The Observer is a Student-run, daily print & online newspaper serving Notre Dame & Saint Mary's. Learn more about us.



Class of 2013 graduates enter a stronger job market

By Nicole McAlee | Wednesday, May 15, 2013

Despite the economic ups and downs of their four years in college, this group of graduating seniors enters a job market with excellent prospects, according to Career Center director Hilary Flanagan. 

“This year’s job market really is good,” Flanagan said. “When [the seniors] came in as freshmen, it was a really different picture in terms of the national job market than it is now.”

Statistics about the Class of 2013’s post-graduation plans are not yet available, but Flanagan said the Career Center will collect that data at graduation ticket pickup.  

Career counselor Robyn Centilli said she expects most graduating seniors to have a job or other plans for after graduation. 

“I would say, without having all of the numbers and the data, … [the hiring rate is] probably going to be pretty comparable to last year or previous years, where a higher percentage of our students are graduating with some type of future plans,” Centilli said. “I don’t want to say just jobs, because we have a large percentage of our student population that will do service for a year or two, or are going to graduate school in some form.”

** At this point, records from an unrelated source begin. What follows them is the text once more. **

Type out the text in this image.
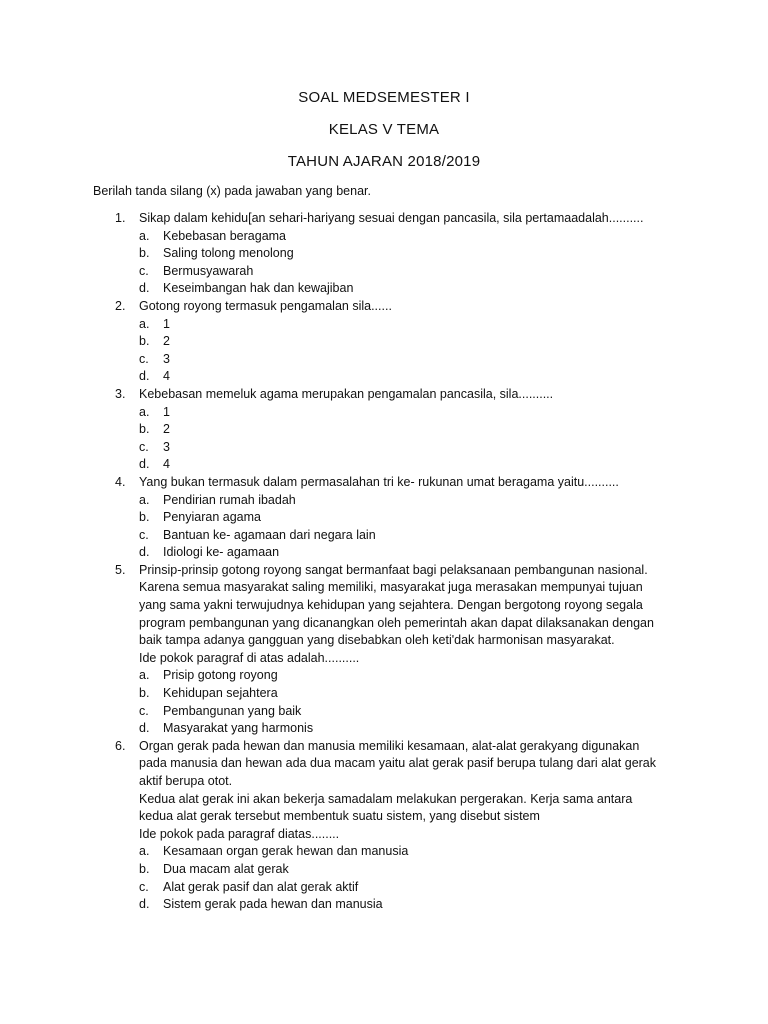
SOAL MEDSEMESTER I
KELAS V TEMA
TAHUN AJARAN 2018/2019
Berilah tanda silang (x) pada jawaban yang benar.
1. Sikap dalam kehidu[an sehari-hariyang sesuai dengan pancasila, sila pertamaadalah..........
a. Kebebasan beragama
b. Saling tolong menolong
c. Bermusyawarah
d. Keseimbangan hak dan kewajiban
2. Gotong royong termasuk pengamalan sila......
a. 1
b. 2
c. 3
d. 4
3. Kebebasan memeluk agama merupakan pengamalan pancasila, sila..........
a. 1
b. 2
c. 3
d. 4
4. Yang bukan termasuk dalam permasalahan tri ke- rukunan umat beragama yaitu..........
a. Pendirian rumah ibadah
b. Penyiaran agama
c. Bantuan ke- agamaan dari negara lain
d. Idiologi ke- agamaan
5. Prinsip-prinsip gotong royong sangat bermanfaat bagi pelaksanaan pembangunan nasional.
Karena semua masyarakat saling memiliki, masyarakat juga merasakan mempunyai tujuan
yang sama yakni terwujudnya kehidupan yang sejahtera. Dengan bergotong royong segala
program pembangunan yang dicanangkan oleh pemerintah akan dapat dilaksanakan dengan
baik tampa adanya gangguan yang disebabkan oleh keti'dak harmonisan masyarakat.
Ide pokok paragraf di atas adalah..........
a. Prisip gotong royong
b. Kehidupan sejahtera
c. Pembangunan yang baik
d. Masyarakat yang harmonis
6. Organ gerak pada hewan dan manusia memiliki kesamaan, alat-alat gerakyang digunakan
pada manusia dan hewan ada dua macam yaitu alat gerak pasif berupa tulang dari alat gerak
aktif berupa otot.
Kedua alat gerak ini akan bekerja samadalam melakukan pergerakan. Kerja sama antara
kedua alat gerak tersebut membentuk suatu sistem, yang disebut sistem
Ide pokok pada paragraf diatas........
a. Kesamaan organ gerak hewan dan manusia
b. Dua macam alat gerak
c. Alat gerak pasif dan alat gerak aktif
d. Sistem gerak pada hewan dan manusia
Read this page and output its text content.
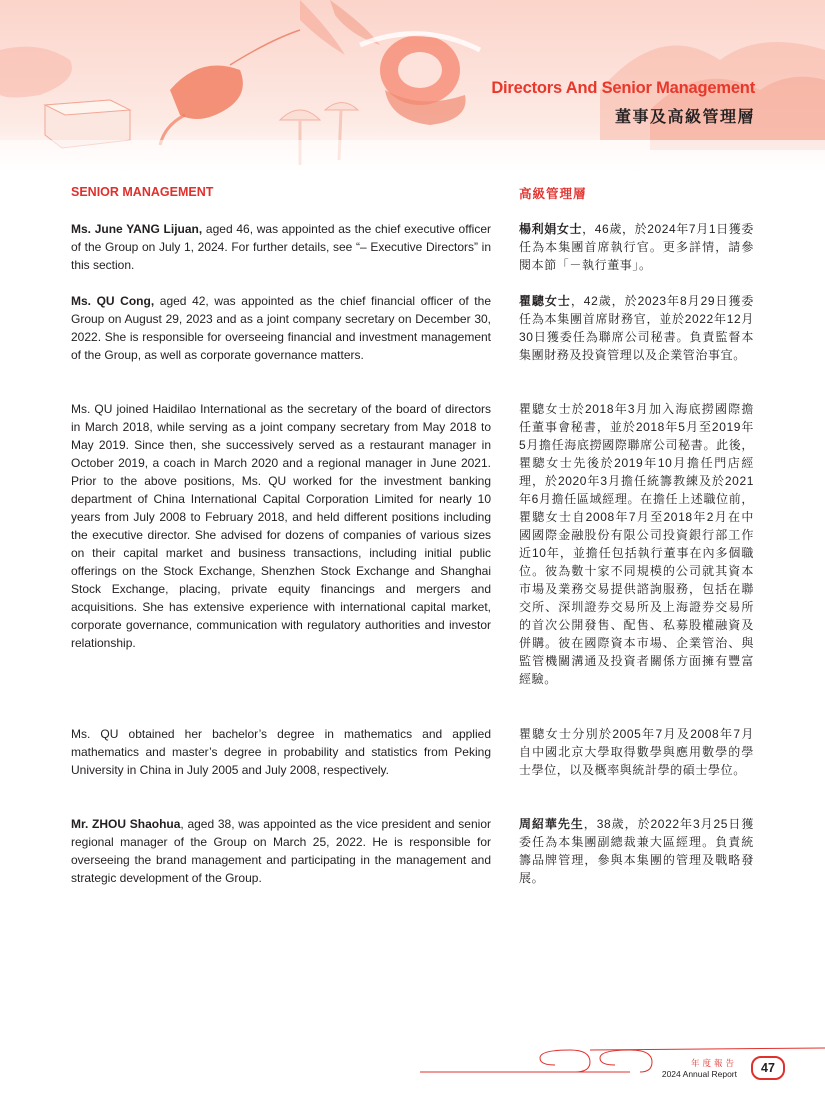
Directors And Senior Management
董事及高級管理層
SENIOR MANAGEMENT	高級管理層

Ms. June YANG Lijuan, aged 46, was appointed as the chief executive officer of the Group on July 1, 2024. For further details, see “– Executive Directors” in this section.

楊利娟女士，46歲，於2024年7月1日獲委任為本集團首席執行官。更多詳情，請參閱本節「－執行董事」。

Ms. QU Cong, aged 42, was appointed as the chief financial officer of the Group on August 29, 2023 and as a joint company secretary on December 30, 2022. She is responsible for overseeing financial and investment management of the Group, as well as corporate governance matters.

瞿驄女士，42歲，於2023年8月29日獲委任為本集團首席財務官，並於2022年12月30日獲委任為聯席公司秘書。負責監督本集團財務及投資管理以及企業管治事宜。

Ms. QU joined Haidilao International as the secretary of the board of directors in March 2018, while serving as a joint company secretary from May 2018 to May 2019. Since then, she successively served as a restaurant manager in October 2019, a coach in March 2020 and a regional manager in June 2021. Prior to the above positions, Ms. QU worked for the investment banking department of China International Capital Corporation Limited for nearly 10 years from July 2008 to February 2018, and held different positions including the executive director. She advised for dozens of companies of various sizes on their capital market and business transactions, including initial public offerings on the Stock Exchange, Shenzhen Stock Exchange and Shanghai Stock Exchange, placing, private equity financings and mergers and acquisitions. She has extensive experience with international capital market, corporate governance, communication with regulatory authorities and investor relationship.

瞿驄女士於2018年3月加入海底撈國際擔任董事會秘書，並於2018年5月至2019年5月擔任海底撈國際聯席公司秘書。此後，瞿驄女士先後於2019年10月擔任門店經理，於2020年3月擔任統籌教練及於2021年6月擔任區域經理。在擔任上述職位前，瞿驄女士自2008年7月至2018年2月在中國國際金融股份有限公司投資銀行部工作近10年，並擔任包括執行董事在內多個職位。彼為數十家不同規模的公司就其資本市場及業務交易提供諮詢服務，包括在聯交所、深圳證券交易所及上海證券交易所的首次公開發售、配售、私募股權融資及併購。彼在國際資本市場、企業管治、與監管機關溝通及投資者關係方面擁有豐富經驗。

Ms. QU obtained her bachelor’s degree in mathematics and applied mathematics and master’s degree in probability and statistics from Peking University in China in July 2005 and July 2008, respectively.

瞿驄女士分別於2005年7月及2008年7月自中國北京大學取得數學與應用數學的學士學位，以及概率與統計學的碩士學位。

Mr. ZHOU Shaohua, aged 38, was appointed as the vice president and senior regional manager of the Group on March 25, 2022. He is responsible for overseeing the brand management and participating in the management and strategic development of the Group.

周紹華先生，38歲，於2022年3月25日獲委任為本集團副總裁兼大區經理。負責統籌品牌管理，參與本集團的管理及戰略發展。

年度報告
2024 Annual Report	47
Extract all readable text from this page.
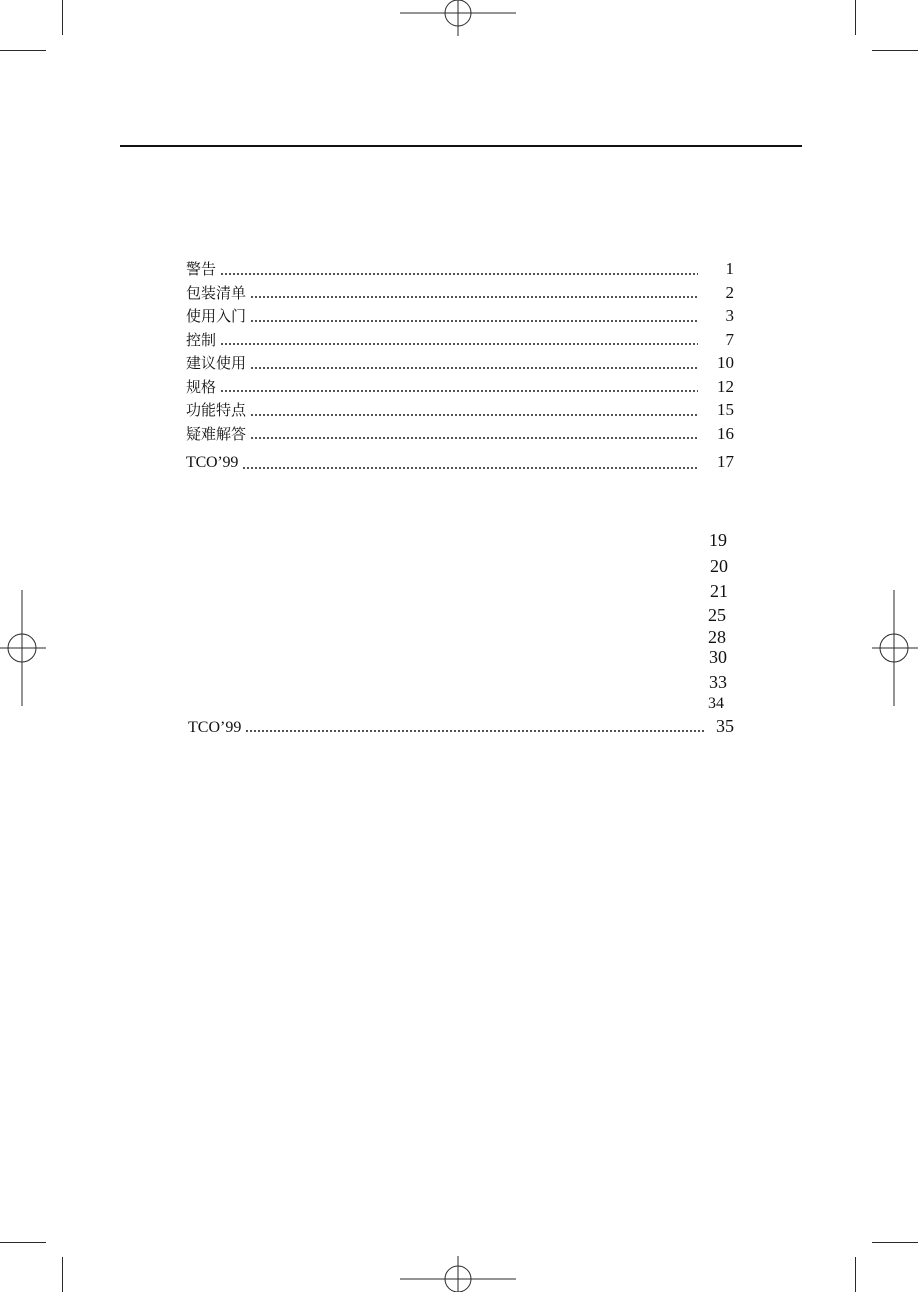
警告	1
包装清单	2
使用入门	3
控制	7
建议使用	10
规格	12
功能特点	15
疑难解答	16
TCO’99	17
19
20
21
25
28
30
33
34
TCO’99	35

Notre Dame graduates typically face many job opportunities, Flanagan said. Centilli said she expects graduates to build on relationships with alumni and employers despite the volatile economic climate. 

“We have a very loyal alumni base, but we also have very loyal employers because of the quality of our students,” Centilli said. “Even when the market was down, recruiting didn’t really see that fluctuation here because of the fact that they wanted to continue that partnership.” 

Flanagan said approximately three percent of seniors typically graduate without future plans, but she noted that they may continue to use Career Center services.

“We don’t cease and desist,” she said. “When they walk across the stage, it doesn’t mean that the University is done with them. If they’re within one year of graduation, it’s basically, as far as we’re concerned, like they didn’t leave.”

Flanagan said the Career Center has many resources to prepare students to enter today’s unpredictable job market. 

“[We are] getting the students ready to think about how to market themselves in terms of [their] own unique personal brand as a student,” she said. “How you market that in 2013 and beyond is a lot less about getting your foot in the door somewhere and being there for 60 years. That’s not the world of work that you all are entering.”

Centilli said the Career Center’s services are available to all students. The Center performs résumé and cover letter reviews, and it helps students with networking and interviewing skills.